Aetiology
Human papillomavirus (HPV) infections are common, affecting 50% of people at least once during their lifetime. HPV is transmitted by skin-to-skin or mucosa-to-mucosa contact. The infection is typically transient and asymptomatic, and is cleared by the host immune system via a cell-mediated immune response.

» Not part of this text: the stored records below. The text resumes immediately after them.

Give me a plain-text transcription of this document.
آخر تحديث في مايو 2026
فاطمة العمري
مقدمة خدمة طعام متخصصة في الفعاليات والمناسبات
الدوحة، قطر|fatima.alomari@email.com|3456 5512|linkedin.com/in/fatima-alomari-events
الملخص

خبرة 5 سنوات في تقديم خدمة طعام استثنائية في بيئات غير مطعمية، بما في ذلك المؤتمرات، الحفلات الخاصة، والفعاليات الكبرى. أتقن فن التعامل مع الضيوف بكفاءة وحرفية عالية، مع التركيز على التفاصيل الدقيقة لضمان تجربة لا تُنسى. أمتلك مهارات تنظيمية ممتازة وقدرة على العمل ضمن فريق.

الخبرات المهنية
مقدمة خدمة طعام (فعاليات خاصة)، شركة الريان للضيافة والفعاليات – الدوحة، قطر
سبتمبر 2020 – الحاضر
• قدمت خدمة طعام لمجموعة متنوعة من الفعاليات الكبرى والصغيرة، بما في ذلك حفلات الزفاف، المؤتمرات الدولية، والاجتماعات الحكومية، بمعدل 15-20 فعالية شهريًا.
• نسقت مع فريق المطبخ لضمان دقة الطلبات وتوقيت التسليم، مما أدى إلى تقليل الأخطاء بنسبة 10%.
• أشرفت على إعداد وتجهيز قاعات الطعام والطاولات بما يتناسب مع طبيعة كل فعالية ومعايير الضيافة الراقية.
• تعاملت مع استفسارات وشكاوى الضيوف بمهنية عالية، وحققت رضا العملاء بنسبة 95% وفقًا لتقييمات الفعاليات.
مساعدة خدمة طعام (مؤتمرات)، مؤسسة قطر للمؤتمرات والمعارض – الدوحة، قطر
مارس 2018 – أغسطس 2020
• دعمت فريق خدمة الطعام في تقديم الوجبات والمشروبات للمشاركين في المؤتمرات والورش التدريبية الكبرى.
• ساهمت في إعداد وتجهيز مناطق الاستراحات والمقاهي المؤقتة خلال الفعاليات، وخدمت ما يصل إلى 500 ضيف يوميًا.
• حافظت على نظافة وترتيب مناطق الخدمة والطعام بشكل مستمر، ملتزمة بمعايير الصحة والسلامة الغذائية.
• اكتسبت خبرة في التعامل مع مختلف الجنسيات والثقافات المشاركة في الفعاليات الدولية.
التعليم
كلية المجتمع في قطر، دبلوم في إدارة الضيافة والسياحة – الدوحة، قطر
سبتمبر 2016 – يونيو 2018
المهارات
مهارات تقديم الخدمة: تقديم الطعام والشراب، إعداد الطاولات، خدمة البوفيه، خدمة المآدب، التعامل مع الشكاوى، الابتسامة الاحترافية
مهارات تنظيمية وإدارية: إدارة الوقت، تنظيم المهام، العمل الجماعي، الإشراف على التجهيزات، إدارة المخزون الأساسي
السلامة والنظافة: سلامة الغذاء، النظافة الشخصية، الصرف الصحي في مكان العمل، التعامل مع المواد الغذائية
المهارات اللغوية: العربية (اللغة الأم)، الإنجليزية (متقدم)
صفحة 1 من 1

In some people, particularly those with impaired cell-mediated immunity (e.g., people living with HIV, solid organ transplant recipients), the virus persists and viral DNA integrates into the host genome. Expression of the viral oncoproteins E6 (which binds p53) and E7 (which interacts with retinoblastoma protein Rb) eventually causes oncogenic transformation.[16]
More than 200 types of HPV exist, with differing oncogenic potential. HPV 16 and HPV 18 are high-risk types, because of their association with anal dysplasia and squamous cell carcinoma of the anus (SCCA).[16] HPV genotyping of anal squamous cell carcinoma histologic samples have shown that 95% of SCCAs are HPV positive and that HPV 16 accounted for 89% of the positive samples.[11]
Pathophysiology
The primary route of spread of anal canal cancer is direct extension into soft tissues and lymphatic pathways. Lymph from tumours at and proximal to the dentate (or pectinate) line drains to the anorectal, perirectal, paravertebral, and internal iliac nodes. Lymph from tumours distal to the dentate line drains mainly to the superficial inguinal nodes.[8] Haematogenous spread is less common.
At the time of presentation, 47% of anal carcinomas are localised, 33% have spread to regional lymph nodes, and 12.5% have distant metastases; the remainder are unstaged.[17] The para-aortic nodes and the liver are the most common sites of metastatic spread. Lungs, bones, skin, and peritoneum are less frequently affected.[4] The prevalence of metachronous inguinal node metastasis in patients who initially present with clinically negative nodes and do not receive treatment to the inguinal nodes is 6.4% for patients with T1-T2 tumours, and 16% for patients with T3-T4 tumours.[18]
Classification
American Joint Committee on Cancer TNM staging system (version 9)[2]
The American Joint Committee on Cancer staging system describes the extent of disease based on the following anatomical factors: size and extent of the primary tumour (T); regional lymph node involvement (N); and presence or absence of distant metastases (M). Non-anatomical prognostic factors (e.g., tumour grade, biomarkers) may be used to supplement the staging of certain cancers.